Fix client backoff
The code here fails to set a minimum value for the backoff based on this project.
This means if the server is down, the backoff minimum for every chisel user is set to a 100ms value by default according to the screenshot above and will result in extremely short backoffs (default behavior is shown below).
Specifically, the sequence will always be 100ms, 200ms, 400ms, 800ms, and 1.6s (if the server is down). This technically gives the user about 2 seconds to get the server back up before the client exits entirely, and it is noisy over the wire to send this many packets this fast. I hope you can see how this can be problematic based on use case. The updated behavior with this commit can be seen below and gives users more time to get the server back up and running:
That’s strange, chisel client should retry forever…

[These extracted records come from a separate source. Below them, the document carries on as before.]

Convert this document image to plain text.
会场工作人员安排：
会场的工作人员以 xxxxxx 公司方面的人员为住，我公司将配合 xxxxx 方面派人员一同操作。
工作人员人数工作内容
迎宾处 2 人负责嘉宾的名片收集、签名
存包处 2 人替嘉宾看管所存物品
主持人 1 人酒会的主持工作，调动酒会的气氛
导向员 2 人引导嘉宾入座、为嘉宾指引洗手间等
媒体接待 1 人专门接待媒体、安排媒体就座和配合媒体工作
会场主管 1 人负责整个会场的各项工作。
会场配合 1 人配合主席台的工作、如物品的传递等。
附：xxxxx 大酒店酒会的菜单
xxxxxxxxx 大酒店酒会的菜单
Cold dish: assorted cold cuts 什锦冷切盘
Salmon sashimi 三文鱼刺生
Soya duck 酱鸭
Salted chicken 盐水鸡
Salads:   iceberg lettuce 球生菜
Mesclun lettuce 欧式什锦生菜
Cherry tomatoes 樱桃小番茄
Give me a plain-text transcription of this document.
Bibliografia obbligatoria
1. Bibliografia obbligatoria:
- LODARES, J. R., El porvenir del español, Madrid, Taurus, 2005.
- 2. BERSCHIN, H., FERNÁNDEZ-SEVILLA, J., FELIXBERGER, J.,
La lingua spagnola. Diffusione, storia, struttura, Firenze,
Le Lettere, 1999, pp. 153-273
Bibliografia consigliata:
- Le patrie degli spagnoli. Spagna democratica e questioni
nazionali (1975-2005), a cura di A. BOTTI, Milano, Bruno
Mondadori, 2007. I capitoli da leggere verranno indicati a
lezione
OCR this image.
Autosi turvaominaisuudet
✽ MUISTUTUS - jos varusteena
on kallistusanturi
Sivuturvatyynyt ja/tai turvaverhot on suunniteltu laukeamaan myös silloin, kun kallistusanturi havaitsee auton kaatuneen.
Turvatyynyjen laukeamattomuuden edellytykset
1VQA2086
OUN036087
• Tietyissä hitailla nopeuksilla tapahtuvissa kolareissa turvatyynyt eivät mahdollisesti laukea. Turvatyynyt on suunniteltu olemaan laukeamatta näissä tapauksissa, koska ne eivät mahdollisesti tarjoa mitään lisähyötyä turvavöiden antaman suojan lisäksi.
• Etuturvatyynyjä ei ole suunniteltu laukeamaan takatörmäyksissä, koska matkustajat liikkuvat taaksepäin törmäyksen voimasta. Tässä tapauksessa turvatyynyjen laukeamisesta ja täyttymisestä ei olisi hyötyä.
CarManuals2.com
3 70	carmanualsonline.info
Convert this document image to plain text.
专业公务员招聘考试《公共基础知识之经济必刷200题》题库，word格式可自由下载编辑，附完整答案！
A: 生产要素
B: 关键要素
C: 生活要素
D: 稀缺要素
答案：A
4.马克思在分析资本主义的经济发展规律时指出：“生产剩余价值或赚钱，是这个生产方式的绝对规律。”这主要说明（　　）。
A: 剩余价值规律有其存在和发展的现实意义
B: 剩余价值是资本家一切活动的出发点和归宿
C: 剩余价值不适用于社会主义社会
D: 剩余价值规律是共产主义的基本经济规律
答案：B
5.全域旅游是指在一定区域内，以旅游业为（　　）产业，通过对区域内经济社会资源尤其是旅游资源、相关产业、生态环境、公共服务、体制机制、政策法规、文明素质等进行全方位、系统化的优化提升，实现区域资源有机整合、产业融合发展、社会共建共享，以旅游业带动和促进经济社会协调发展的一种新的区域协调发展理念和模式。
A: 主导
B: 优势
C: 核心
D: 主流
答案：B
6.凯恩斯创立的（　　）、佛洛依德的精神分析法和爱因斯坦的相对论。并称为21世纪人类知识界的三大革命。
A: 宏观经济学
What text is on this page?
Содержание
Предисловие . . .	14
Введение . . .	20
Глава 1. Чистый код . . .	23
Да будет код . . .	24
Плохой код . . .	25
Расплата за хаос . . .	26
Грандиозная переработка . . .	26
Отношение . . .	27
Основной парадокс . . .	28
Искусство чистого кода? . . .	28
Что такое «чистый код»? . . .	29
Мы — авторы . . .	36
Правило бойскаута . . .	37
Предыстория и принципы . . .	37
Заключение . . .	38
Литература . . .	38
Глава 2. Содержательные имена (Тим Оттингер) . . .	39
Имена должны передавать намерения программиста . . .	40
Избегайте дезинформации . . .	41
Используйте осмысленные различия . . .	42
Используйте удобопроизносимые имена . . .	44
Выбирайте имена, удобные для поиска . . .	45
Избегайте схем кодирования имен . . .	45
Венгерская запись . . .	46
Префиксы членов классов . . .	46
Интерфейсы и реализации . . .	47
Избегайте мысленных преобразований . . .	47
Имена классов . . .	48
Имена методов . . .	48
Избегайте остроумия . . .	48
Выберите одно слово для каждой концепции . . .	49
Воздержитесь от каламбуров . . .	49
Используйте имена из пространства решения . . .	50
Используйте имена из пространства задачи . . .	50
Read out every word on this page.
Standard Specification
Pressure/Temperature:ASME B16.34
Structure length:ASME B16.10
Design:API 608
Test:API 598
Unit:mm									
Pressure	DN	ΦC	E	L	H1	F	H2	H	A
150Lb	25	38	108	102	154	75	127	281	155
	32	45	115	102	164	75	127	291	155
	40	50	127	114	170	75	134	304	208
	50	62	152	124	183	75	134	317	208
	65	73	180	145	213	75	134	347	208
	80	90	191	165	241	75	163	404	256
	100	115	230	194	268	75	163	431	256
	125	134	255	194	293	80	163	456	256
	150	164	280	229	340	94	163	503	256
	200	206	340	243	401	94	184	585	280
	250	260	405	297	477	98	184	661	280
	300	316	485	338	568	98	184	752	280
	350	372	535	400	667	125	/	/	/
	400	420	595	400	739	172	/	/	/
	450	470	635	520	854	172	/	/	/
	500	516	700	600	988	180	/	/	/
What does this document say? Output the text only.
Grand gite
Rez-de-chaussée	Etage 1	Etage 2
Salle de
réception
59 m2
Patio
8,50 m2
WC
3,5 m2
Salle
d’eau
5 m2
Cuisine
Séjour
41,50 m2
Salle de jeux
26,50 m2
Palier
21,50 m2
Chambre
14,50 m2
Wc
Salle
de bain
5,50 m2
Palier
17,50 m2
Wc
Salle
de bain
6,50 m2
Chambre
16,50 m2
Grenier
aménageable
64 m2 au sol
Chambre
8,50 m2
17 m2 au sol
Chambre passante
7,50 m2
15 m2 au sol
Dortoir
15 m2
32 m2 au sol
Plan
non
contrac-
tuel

On Fri, 25 Oct 2024 at 3:55 AM Dylan Evans @.***> wrote:
The code here https://github.com/jpillora/chisel/blob/ab8f06a83048dca0c24dc0b06932dc98df54e8b1/client/client_connect.go#L22C1-L22C55 fails to set a minimum value for the backoff based on this https://github.com/jpillora/backoff project.
image.png (view on web) https://github.com/user-attachments/assets/36f8c2cf-3dbc-4b07-9126-ec61cfdb37f7
This means if the server is down, the backoff minimum for every chisel user is set to a 100ms value by default according to the screenshot above and will result in extremely short backoffs (default behavior is shown below).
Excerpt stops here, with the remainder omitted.